A new (and possibly unnecessary) approach to language in T&T Oct 17, 2021 15:17:15 GMT -5 darrght and oldskolgmr like this
Post by gringnr on Oct 17, 2021 15:17:15 GMT -5
Note: this idea was conceived for use with 5th or 5.5. During character generation, when rolling for extra languages, I've toyed with the idea of not assuming literacy. So:
-Characters start with the ability to speak, as well as read, their native tongue, unless their INT is less than 9, in which case, they cannot read. This reflects two things: One, that T&T characters may be highly capable in some areas, yet woefully lacking in others. And two, that in a quasi-medieval setting, literacy would be none too common among the populace at large. However, if the GM and/or players wish, they may lower this threshold to "less than 6", so that only the most truly simple of characters might lack the ability to read.

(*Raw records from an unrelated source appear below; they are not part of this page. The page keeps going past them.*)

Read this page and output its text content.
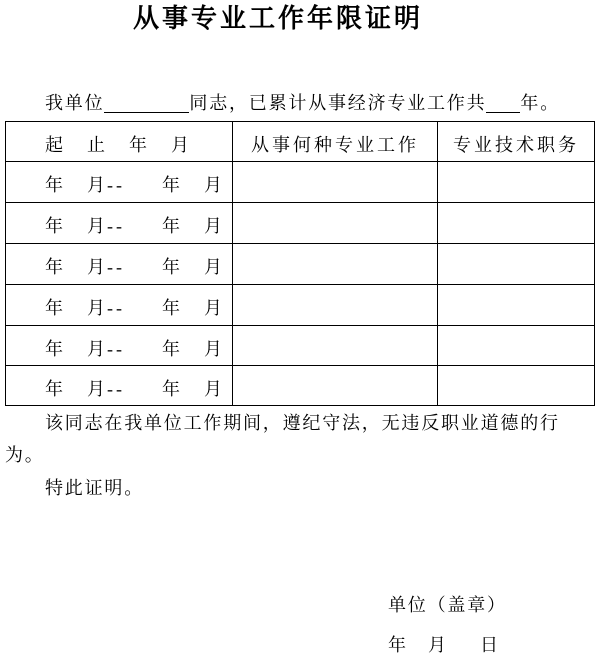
从事专业工作年限证明
我单位	同志，已累计从事经济专业工作共 年。
起　止　年　月	从事何种专业工作	专业技术职务

年 月 -- 年 月		

年 月 -- 年 月		

年 月 -- 年 月		

年 月 -- 年 月		

年 月 -- 年 月		

年 月 -- 年 月		

该同志在我单位工作期间，遵纪守法，无违反职业道德的行
为。
特此证明。
单位（盖章）
年 月 日
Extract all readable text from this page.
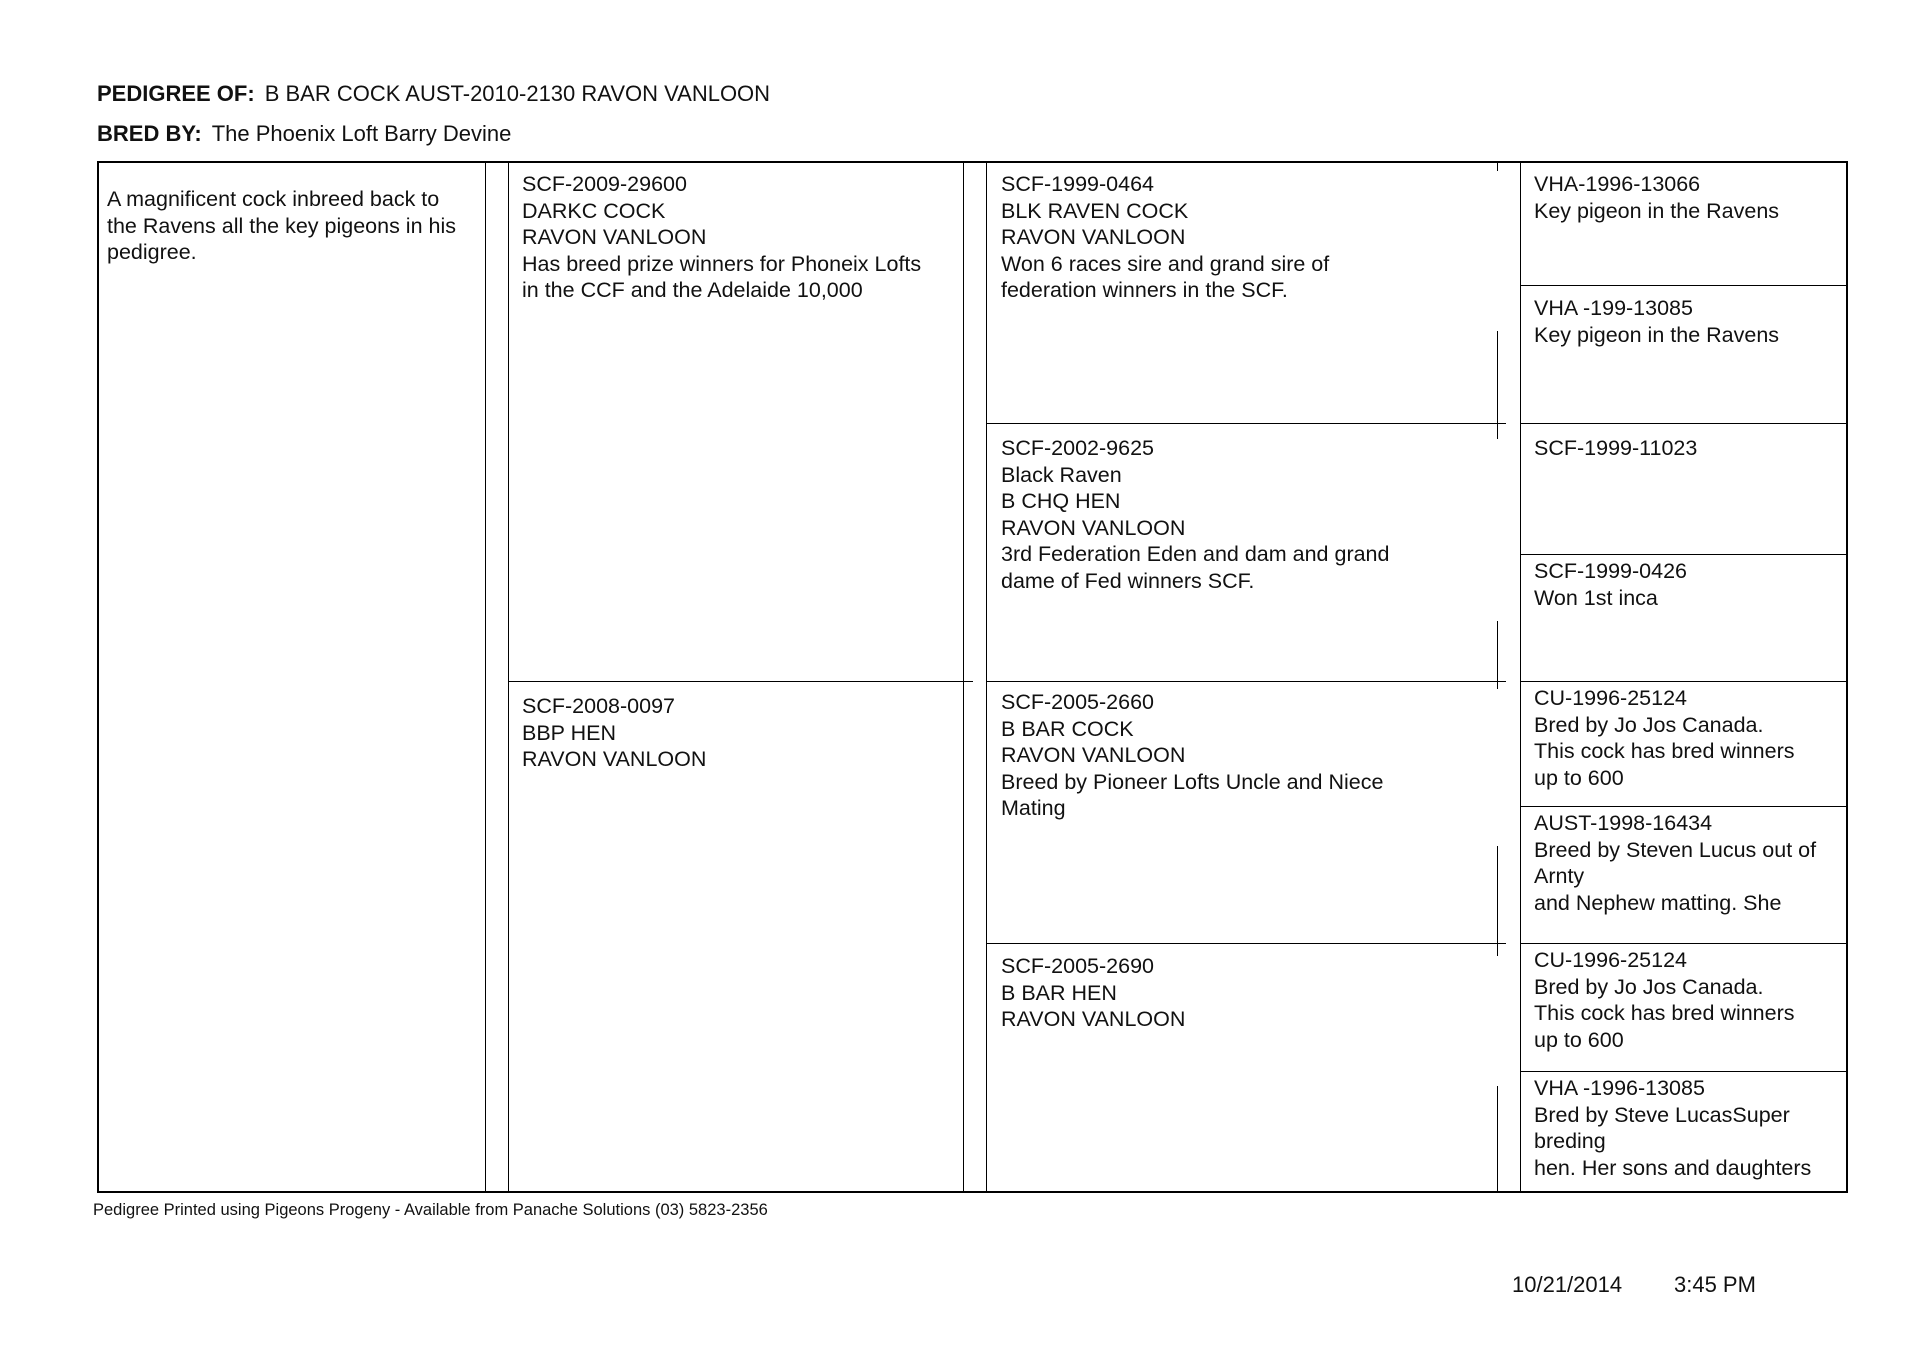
PEDIGREE OF: B BAR COCK AUST-2010-2130 RAVON VANLOON
BRED BY: The Phoenix Loft Barry Devine
A magnificent cock inbreed back to
the Ravens all the key pigeons in his
pedigree.
SCF-2009-29600
DARKC COCK
RAVON VANLOON
Has breed prize winners for Phoneix Lofts
in the CCF and the Adelaide 10,000
SCF-2008-0097
BBP HEN
RAVON VANLOON
SCF-1999-0464
BLK RAVEN COCK
RAVON VANLOON
Won 6 races sire and grand sire of
federation winners in the SCF.
SCF-2002-9625
Black Raven
B CHQ HEN
RAVON VANLOON
3rd Federation Eden and dam and grand
dame of Fed winners SCF.
SCF-2005-2660
B BAR COCK
RAVON VANLOON
Breed by Pioneer Lofts Uncle and Niece
Mating
SCF-2005-2690
B BAR HEN
RAVON VANLOON
VHA-1996-13066
Key pigeon in the Ravens
VHA -199-13085
Key pigeon in the Ravens
SCF-1999-11023
SCF-1999-0426
Won 1st inca
CU-1996-25124
Bred by Jo Jos Canada.
This cock has bred winners
up to 600
AUST-1998-16434
Breed by Steven Lucus out of
Arnty
and Nephew matting. She
CU-1996-25124
Bred by Jo Jos Canada.
This cock has bred winners
up to 600
VHA -1996-13085
Bred by Steve LucasSuper
breding
hen. Her sons and daughters
Pedigree Printed using Pigeons Progeny - Available from Panache Solutions (03) 5823-2356
10/21/2014 3:45 PM
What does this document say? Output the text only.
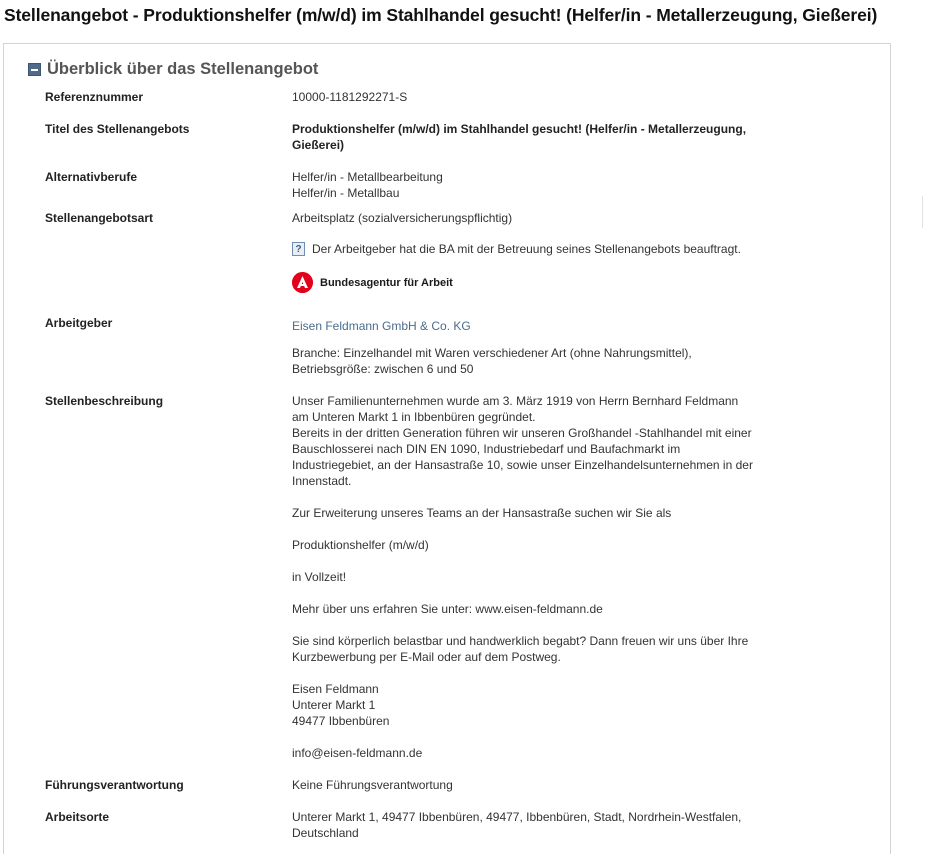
Stellenangebot - Produktionshelfer (m/w/d) im Stahlhandel gesucht! (Helfer/in - Metallerzeugung, Gießerei)
Überblick über das Stellenangebot
Referenznummer	10000-1181292271-S
Titel des Stellenangebots	Produktionshelfer (m/w/d) im Stahlhandel gesucht! (Helfer/in - Metallerzeugung,

Gießerei)

Alternativberufe	Helfer/in - Metallbearbeitung

Helfer/in - Metallbau

Stellenangebotsart	Arbeitsplatz (sozialversicherungspflichtig)

? Der Arbeitgeber hat die BA mit der Betreuung seines Stellenangebots beauftragt.
Bundesagentur für Arbeit
Arbeitgeber	Eisen Feldmann GmbH & Co. KG

Branche: Einzelhandel mit Waren verschiedener Art (ohne Nahrungsmittel),

Betriebsgröße: zwischen 6 und 50

Stellenbeschreibung	Unser Familienunternehmen wurde am 3. März 1919 von Herrn Bernhard Feldmann

am Unteren Markt 1 in Ibbenbüren gegründet.

Bereits in der dritten Generation führen wir unseren Großhandel -Stahlhandel mit einer

Bauschlosserei nach DIN EN 1090, Industriebedarf und Baufachmarkt im

Industriegebiet, an der Hansastraße 10, sowie unser Einzelhandelsunternehmen in der

Innenstadt.

Zur Erweiterung unseres Teams an der Hansastraße suchen wir Sie als

Produktionshelfer (m/w/d)

in Vollzeit!

Mehr über uns erfahren Sie unter: www.eisen-feldmann.de

Sie sind körperlich belastbar und handwerklich begabt? Dann freuen wir uns über Ihre

Kurzbewerbung per E-Mail oder auf dem Postweg.

Eisen Feldmann

Unterer Markt 1

49477 Ibbenbüren

info@eisen-feldmann.de

Führungsverantwortung	Keine Führungsverantwortung
Arbeitsorte	Unterer Markt 1, 49477 Ibbenbüren, 49477, Ibbenbüren, Stadt, Nordrhein-Westfalen,

Deutschland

-When rolling for extra languages on the Language Table (for characters who have an INT greater than 12, or for any other reason), a single result of, say, Goblin (or any language), would confer the ability to speak, but not necessarily read, the language. A second result of Goblin (or any language) would then indicate that the character can read that language as well.
-There is no further benefit to rolling a Language once literacy has been achieved, and redundant rolls after that point are ignored.
-Some creatures have no written language (GM discretion), and thus redundant rolls will never have any benefit.
-There is no such thing as "written" Wizard Speech.
On the one hand, this might be a needless bit of complication. On the other hand, it serves to give INT more of a function, especially to non-magical characters. And it can make characters a little less "samey". Finally, the idea of a character not being able to read some vital bit of instruction, or clue, strikes me as being a very "old school T&T" thing. And, it gives redundant rolls some utility, even if it does this by first taking something away from the delvers. Looking at the Language Table, the PC Kindred languages will be the most common, so this is likely to create characters who can speak but not read languages besides their own. Which adds a touch of realism (and potentially difficulty), without adding too much in the way of rules.